Le NPD prend finalement le mérite pour les 4 milliards de dollars sur sept ans qui seront versés pour le logement autochtone à partir de l’an prochain, même si cela n’est « pas suffisant ». « Le budget d’hier a démontré que quand les néodémocrates ont le pouvoir, ils font des choses pour les gens », a lancé son chef.

Selon l’entente qu’il a conclue avec le Parti libéral du Canada, le NPD s’est engagé à maintenir Justin Trudeau au pouvoir jusqu’en 2025 en échange d’un programme de soins dentaires mis en oeuvre par étapes, ainsi que de 26 autres politiques. Une compilation effectuée par Le Devoir en mars montrait que la plupart des engagements avaient déjà été réalisés, en totalité ou en partie. Après le budget de 2023, il ne reste désormais qu’une poignée de promesses à remplir.

Une entente presque réalisée

En particulier, le gouvernement Trudeau et le NPD se sont entendus pour créer différentes lois dont les textes n’ont pas encore été dévoilés. D’ici la fin de 2023, les libéraux doivent en théorie adopter une loi sur l’assurance-médicaments et une autre sur les normes nationales dans les centres de soins de longue durée. Le dernier budget ne mentionne rien de tel.

Le chef néodémocrate, Jagmeet Singh, s’est toutefois limité mercredi à mentionner la promesse d’interdire aux entreprises sous réglementation fédérale de recourir aux travailleurs de remplacement, ou « briseurs de grève », en cas de débrayage ou de lockout. Le député québécois et chef adjoint du NPD, Alexandre Boulerice, a confirmé que ce dossier était prioritaire pour lui.

« On ne comprend pas pourquoi ce n’est pas déjà déposé.

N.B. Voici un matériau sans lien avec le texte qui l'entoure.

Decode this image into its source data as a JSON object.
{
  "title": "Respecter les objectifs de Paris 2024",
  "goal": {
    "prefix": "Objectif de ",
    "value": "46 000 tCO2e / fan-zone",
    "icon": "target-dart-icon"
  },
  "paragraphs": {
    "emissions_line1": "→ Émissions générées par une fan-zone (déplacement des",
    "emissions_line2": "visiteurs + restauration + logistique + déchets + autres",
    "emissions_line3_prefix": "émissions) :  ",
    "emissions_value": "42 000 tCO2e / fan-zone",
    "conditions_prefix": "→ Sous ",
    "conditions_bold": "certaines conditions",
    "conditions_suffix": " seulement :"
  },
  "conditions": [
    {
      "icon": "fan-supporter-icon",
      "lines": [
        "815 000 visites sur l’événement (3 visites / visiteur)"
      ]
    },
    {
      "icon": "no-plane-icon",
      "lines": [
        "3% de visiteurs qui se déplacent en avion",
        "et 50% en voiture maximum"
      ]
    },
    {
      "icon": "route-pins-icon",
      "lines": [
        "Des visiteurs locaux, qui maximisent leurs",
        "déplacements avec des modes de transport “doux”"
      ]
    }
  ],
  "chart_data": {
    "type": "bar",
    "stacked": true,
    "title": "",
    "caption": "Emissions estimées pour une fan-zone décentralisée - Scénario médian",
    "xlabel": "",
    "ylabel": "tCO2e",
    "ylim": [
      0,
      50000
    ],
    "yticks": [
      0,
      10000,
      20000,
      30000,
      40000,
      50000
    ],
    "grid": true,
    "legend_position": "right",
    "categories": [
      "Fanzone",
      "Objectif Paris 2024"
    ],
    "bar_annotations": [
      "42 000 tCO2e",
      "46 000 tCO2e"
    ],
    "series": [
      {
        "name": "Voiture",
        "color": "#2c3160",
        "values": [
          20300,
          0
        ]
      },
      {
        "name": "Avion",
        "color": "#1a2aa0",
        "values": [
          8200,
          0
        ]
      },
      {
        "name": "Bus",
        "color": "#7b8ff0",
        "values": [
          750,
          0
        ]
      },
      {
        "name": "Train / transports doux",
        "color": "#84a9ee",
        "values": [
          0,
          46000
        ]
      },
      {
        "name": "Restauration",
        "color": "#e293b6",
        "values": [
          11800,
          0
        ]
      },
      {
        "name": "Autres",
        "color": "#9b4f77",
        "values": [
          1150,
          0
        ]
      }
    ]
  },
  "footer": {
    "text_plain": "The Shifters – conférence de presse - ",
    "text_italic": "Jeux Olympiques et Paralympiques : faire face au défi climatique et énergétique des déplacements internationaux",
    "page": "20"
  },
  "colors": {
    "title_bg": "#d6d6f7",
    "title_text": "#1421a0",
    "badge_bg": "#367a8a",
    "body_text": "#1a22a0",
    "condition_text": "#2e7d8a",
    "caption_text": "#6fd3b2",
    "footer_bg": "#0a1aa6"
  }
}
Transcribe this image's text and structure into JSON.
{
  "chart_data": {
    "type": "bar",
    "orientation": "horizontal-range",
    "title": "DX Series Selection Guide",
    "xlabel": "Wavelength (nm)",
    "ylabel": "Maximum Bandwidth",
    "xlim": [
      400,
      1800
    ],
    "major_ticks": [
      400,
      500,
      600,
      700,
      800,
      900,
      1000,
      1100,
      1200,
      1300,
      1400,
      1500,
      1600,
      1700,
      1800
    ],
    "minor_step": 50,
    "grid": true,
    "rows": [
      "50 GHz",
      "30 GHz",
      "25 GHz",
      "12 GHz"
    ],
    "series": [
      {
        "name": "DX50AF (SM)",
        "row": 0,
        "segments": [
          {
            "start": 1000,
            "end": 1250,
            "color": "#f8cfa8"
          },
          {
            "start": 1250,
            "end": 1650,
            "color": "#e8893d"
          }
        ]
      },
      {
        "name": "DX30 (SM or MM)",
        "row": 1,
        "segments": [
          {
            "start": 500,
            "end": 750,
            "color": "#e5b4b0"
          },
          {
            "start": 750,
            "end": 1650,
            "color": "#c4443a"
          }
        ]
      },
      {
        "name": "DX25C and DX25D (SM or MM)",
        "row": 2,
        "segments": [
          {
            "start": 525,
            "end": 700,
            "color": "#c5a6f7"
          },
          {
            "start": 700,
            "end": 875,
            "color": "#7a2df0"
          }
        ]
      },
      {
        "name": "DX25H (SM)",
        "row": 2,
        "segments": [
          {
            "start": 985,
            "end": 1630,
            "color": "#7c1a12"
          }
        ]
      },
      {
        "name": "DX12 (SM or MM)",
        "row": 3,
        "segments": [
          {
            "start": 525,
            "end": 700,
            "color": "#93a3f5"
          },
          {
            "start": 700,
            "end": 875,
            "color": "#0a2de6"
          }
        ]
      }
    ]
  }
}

Les consultations sont terminées depuis le 31 janvier. Le gouvernement se traîne les pieds, on n’a pas besoin d’attendre au mois de novembre ou décembre », a indiqué l’élu montréalais. M. Boulerice propose au ministre du Travail Seamus O’Regan de copier le projet de loi qu’il a déposé à ce sujet au Parlement en octobre 2022. Le texte législatif n’a franchi aucune étape depuis.

M. O’Regan a réitéré sa promesse de dévoiler son texte de loi d’ici à la fin de l’année 2023. Le défi, dit-il, est de ne pas perturber les chaînes d’approvisionnement en cas d’arrêt de travail.

Deux heures pour un poulet

« Imaginez ce qu’on peut faire ensemble quand on va diriger. C’est pourquoi je veux devenir premier ministre et mener un gouvernement néodémocrate ! » a lancé M. Singh mercredi, galvanisé par ce qu’il a lu la veille dans le budget libéral.

Devant les 24 autres élus de son caucus, très minoritaires parmi les 338 députés aux Communes, il a dit de son partenaire politique Justin Trudeau qu’il était « déconnecté de la réalité des travailleurs ». À son avis, le Bloc québécois « chiale », et le chef du Parti conservateur du Canada, Pierre Poilievre, « se concentre à couper les services ».

« Certaines personnes doivent travailler deux heures seulement pour s’acheter un poulet, ça n’a aucun sens ! » s’est scandalisé le politicien progressiste. Il a mentionné les profits des grandes épiceries parmi les autres combats qu’il entend mener et qui n’ont rien à voir avec l’entente avec les libéraux, comme une réforme de l’assurance-emploi et l’interdiction du privé en santé.